I am experimenting with relocatable device code and create the following file structures:
- rdc_utils.h/rdc_utils.cu: contain declaration and definition of a (extern)
__device__
function - gpu_exec_a.cu : contain a
__global__
that calls the function in rdc_utils. The header gpu_exec_a.h only export a host function that launches the kernel. - gpu_exec_b.h/gpu_exec_b.cu : same as gpu_exec_a.h and gpu_exec_a.cu
- main.cpp,
main()
call the two host functions from gpu_exec_a.h and gpu_exec_b.h
The files are compiled as follows
# --device-c step
nvcc --device-c rdc_utils.cu -o rdc_utils.cu.o
nvcc --device-c gpu_exec_a.cu -o gpu_exec_a.cu.o
nvcc --device-c gpu_exec_b.cu -o gpu_exec_b.cu.o
# --device-link step
nvcc --device-link -o gpu_exec_a_dlink.o gpu_exec_a.cu.o rdc_utils.cu.o
nvcc --device-link -o gpu_exec_b_dlink.o gpu_exec_b.cu.o rdc_utils.cu.o
# --lib step
nvcc --lib -o gpu_exec_a.a gpu_exec_a.cu.o gpu_exec_a_dlink.o rdc_utils.cu.o
nvcc --lib -o gpu_exec_b.a gpu_exec_b.cu.o gpu_exec_b_dlink.o rdc_utils.cu.o
# host compile
g++ -c main.cpp -o main.o
# finall linking
nvcc --link -o out main.o gpu_exec_a.a gpu_exec_b.a
The final linking step fail with error:
nvcc --link -o out main.o gpu_exec_a.a gpu_exec_b.a
gpu_exec_a.a(gpu_exec_a_dlink.o): In function `__cudaRegisterLinkedBinary_20_rdc_utils_cu_cpp1_ii_5256946f':
link.stub:(.text+0x67): multiple definition of `__cudaRegisterLinkedBinary_20_rdc_utils_cu_cpp1_ii_5256946f'
gpu_exec_b.a(gpu_exec_b_dlink.o):link.stub:(.text+0x67): first defined here
/usr/bin/ld: error in /usr/local/cuda-11.2/bin/../targets/x86_64-linux/lib/libcudart_static.a(cudart_static.o)(.eh_frame); no .eh_frame_hdr table will be created.
collect2: error: ld returned 1 exit status
Using nm to inspect gpu_exec_a.a
and gpu_exec_b.a
clearly shows the symbol
0000000000000067 T __cudaRegisterLinkedBinary_20_rdc_utils_cu_cpp1_ii_5256946f
in both archives, so the error makes sense.

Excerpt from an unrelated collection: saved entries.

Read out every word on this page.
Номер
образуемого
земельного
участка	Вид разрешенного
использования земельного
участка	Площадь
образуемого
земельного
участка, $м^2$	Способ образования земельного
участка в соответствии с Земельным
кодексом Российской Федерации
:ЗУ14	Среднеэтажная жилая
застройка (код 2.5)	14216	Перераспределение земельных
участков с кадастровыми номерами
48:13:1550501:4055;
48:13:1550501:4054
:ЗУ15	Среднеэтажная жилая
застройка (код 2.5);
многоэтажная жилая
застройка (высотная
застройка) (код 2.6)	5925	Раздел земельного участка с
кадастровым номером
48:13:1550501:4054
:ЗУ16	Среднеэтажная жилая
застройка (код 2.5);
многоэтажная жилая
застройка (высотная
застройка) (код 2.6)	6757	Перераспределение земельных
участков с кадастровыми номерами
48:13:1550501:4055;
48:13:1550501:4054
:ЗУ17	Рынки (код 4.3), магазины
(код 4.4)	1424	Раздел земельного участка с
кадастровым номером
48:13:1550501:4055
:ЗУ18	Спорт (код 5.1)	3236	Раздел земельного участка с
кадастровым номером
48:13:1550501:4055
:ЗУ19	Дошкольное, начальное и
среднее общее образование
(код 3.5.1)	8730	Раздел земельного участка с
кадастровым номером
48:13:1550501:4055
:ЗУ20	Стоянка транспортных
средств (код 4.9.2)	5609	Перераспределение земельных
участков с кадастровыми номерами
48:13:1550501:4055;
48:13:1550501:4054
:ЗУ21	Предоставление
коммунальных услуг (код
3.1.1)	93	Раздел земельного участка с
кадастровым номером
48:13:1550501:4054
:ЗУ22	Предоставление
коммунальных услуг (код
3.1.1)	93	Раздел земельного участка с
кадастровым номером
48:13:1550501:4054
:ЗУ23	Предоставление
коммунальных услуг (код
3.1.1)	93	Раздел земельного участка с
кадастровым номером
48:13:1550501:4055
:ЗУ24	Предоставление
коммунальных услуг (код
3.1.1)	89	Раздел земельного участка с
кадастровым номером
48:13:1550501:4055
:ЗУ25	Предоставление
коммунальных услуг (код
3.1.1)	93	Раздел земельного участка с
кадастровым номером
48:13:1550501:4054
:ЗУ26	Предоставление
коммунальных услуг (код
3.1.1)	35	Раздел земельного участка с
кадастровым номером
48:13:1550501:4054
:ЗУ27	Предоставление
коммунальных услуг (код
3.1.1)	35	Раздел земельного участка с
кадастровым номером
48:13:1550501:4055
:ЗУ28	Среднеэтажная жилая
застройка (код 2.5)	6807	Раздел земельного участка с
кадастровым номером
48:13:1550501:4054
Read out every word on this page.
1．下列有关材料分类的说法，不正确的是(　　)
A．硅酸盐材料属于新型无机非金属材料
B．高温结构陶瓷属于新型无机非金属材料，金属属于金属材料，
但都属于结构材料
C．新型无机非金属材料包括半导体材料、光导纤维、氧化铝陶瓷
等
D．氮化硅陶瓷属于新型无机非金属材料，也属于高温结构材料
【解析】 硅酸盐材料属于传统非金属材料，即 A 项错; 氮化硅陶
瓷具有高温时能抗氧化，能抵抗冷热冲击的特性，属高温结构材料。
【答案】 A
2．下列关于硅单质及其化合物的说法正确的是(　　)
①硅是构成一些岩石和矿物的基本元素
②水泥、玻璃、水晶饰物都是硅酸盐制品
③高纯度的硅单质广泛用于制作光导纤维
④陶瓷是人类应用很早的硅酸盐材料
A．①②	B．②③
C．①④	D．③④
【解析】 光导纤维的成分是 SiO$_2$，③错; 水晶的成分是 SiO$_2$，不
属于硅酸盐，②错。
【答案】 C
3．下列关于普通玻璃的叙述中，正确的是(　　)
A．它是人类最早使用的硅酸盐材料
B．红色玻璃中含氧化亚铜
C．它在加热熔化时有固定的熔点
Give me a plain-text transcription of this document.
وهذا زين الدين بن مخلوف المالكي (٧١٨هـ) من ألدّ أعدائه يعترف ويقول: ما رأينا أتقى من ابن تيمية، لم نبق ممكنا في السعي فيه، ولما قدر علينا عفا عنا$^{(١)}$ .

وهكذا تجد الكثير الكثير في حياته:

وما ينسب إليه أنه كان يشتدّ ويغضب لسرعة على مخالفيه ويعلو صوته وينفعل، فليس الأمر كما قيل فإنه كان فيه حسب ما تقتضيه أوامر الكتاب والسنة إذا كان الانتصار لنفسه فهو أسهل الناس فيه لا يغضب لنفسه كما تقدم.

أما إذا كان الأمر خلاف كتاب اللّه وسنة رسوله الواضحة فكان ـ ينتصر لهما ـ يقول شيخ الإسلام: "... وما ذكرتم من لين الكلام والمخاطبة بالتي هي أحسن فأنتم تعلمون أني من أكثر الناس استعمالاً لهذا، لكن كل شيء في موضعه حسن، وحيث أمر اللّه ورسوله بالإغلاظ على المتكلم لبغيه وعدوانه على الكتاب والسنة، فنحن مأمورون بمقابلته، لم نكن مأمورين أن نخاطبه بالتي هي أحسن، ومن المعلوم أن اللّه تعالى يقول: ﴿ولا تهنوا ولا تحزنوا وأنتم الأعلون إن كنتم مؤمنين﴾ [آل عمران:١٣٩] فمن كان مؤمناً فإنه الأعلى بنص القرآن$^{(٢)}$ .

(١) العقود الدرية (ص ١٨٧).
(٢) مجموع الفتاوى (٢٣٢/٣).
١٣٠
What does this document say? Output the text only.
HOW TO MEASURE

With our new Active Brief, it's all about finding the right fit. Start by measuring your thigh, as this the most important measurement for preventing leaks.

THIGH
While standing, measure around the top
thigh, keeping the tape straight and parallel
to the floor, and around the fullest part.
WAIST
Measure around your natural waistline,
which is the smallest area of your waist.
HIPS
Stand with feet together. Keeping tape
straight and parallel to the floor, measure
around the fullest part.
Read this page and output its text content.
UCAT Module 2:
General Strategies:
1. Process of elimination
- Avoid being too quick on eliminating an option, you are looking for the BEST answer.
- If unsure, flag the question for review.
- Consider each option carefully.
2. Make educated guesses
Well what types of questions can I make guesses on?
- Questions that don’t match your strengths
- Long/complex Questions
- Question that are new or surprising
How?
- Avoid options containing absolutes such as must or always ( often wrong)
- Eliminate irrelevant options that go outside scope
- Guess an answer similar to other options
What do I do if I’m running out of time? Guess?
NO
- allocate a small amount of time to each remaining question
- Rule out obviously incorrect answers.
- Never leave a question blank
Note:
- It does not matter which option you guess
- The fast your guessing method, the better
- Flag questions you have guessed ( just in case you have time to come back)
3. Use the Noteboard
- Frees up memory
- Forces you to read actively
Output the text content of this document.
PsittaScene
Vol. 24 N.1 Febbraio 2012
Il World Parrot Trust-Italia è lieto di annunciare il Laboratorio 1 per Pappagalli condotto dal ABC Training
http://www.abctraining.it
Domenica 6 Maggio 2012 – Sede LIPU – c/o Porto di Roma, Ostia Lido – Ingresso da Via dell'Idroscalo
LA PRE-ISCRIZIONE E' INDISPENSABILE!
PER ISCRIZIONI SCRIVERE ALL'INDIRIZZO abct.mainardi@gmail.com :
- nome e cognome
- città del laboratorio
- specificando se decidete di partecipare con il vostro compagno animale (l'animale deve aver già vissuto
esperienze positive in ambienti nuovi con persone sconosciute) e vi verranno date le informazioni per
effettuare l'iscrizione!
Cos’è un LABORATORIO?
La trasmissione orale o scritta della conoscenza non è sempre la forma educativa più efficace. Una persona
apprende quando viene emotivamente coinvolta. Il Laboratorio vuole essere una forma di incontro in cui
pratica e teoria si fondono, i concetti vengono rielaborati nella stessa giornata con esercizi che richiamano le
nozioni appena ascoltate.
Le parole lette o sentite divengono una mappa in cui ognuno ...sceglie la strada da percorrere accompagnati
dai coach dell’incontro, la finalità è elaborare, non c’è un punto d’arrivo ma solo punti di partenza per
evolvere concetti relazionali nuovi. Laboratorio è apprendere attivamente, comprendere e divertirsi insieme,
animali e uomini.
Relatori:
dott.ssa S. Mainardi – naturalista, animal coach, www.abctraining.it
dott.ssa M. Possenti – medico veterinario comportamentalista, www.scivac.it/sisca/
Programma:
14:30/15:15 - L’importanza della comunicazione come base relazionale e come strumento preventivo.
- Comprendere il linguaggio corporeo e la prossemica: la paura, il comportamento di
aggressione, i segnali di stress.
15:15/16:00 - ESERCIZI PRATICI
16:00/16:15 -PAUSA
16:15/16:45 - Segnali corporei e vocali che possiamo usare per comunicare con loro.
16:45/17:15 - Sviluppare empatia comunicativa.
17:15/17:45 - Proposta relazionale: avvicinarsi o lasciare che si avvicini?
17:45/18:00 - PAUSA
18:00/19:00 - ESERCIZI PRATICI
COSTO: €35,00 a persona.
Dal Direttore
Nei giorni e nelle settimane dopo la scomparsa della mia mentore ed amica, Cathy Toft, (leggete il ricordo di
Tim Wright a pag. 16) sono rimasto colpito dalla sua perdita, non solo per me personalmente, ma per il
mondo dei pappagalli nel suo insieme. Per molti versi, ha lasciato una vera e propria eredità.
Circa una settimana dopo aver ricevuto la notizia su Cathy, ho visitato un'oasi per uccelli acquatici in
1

I can also just compile all four files in one single nvcc
command. That produces a working binary. But there is no way to make the build system more modular in this manner. I’d like to be able to compile something like rdc_utils
, a collection of device function once, and reuses in multiple translation units that has global function that calls the device functions in it.
How does one do that?